Belle and Sebastian are no strangers to the OST format. Their 2002 effort created for Todd Solondz’ darkly comic film of the same name, whilst marred with problems in its creation is a personal favourite in their healthy back catalogue. Then, of course, there’s Stuart’s God Help the Girl project; an album created from a soundtrack to a self-penned musical. The emotionally underpinned narrative style of their work has always been well-suited to accompanying moving images and this new record is another example of that same facet of their output. Although I’ve yet to see the film, I’m familiar with the graphic novel from which it has been adapted and I’m certain the comic-tinged angst and conflicting personal relationships found in both the music of Belle and Sebastian and the novel will marry perfectly.
The album carries a similar format to that of Storytelling in that rather than a collection of songs proper, there are reprisals, leitmotifs and snippets of dialogue. Each adding context to the other. The band clearly see this work as a direct accompaniment to the story and they ask you in these compositions to both consider and remember the story and allow each medium to compliment the other.
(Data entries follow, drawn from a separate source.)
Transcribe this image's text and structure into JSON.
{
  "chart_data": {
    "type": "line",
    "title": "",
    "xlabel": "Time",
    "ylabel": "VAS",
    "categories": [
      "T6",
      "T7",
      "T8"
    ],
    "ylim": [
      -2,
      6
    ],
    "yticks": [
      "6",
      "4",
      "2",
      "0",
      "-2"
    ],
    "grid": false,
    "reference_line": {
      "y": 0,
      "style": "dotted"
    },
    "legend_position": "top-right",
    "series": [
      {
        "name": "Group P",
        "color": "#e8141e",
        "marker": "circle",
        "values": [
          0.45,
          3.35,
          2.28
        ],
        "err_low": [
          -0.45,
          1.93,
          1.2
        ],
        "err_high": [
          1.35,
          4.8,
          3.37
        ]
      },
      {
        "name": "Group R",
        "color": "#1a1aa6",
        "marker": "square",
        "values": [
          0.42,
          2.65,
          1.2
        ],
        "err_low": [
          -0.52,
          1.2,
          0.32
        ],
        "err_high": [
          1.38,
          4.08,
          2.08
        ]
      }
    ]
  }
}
Musically, this has all of the hallmarks of a Belle and Sebastian record; jangly guitars, breathy vocal deliveries, delicate close harmonies, the occasional crescendo underpinned by a violin or horn solo – all present to decorate stories of clumsy, tragic adolescent rites of passage. The dancier, more bass-driven late-period B&S songwriting style doesn’t get much of a look-in here so this is certainly one for the purists. Having said that, those same purists may not be fond of new recordings of ‘Get Me Away from Here I’m Dying‘ and ‘I Know Where the Summer Goes‘. They’ll have little to be concerned about however; both tracks are simply a little pared back and relaxed but not too dissimilar to the originals. All the new recordings serve to do really is help the older pieces gel well alongside the new compositions in order for the album to be viewed as a whole rather than a disparate collection of songs.
As an album, this won’t make waves but that’s not ever been the point of this group. Instead, you can expect a collection of easy-on-the-ears, gentle, melancholic pop songs which offer uplifting narratives if listened to a little more attentively. There’s another Belle and Sebastian record in the world and that can’t be a bad thing.
Days of the Bagnold Summer OST is released on September 13th on Matador.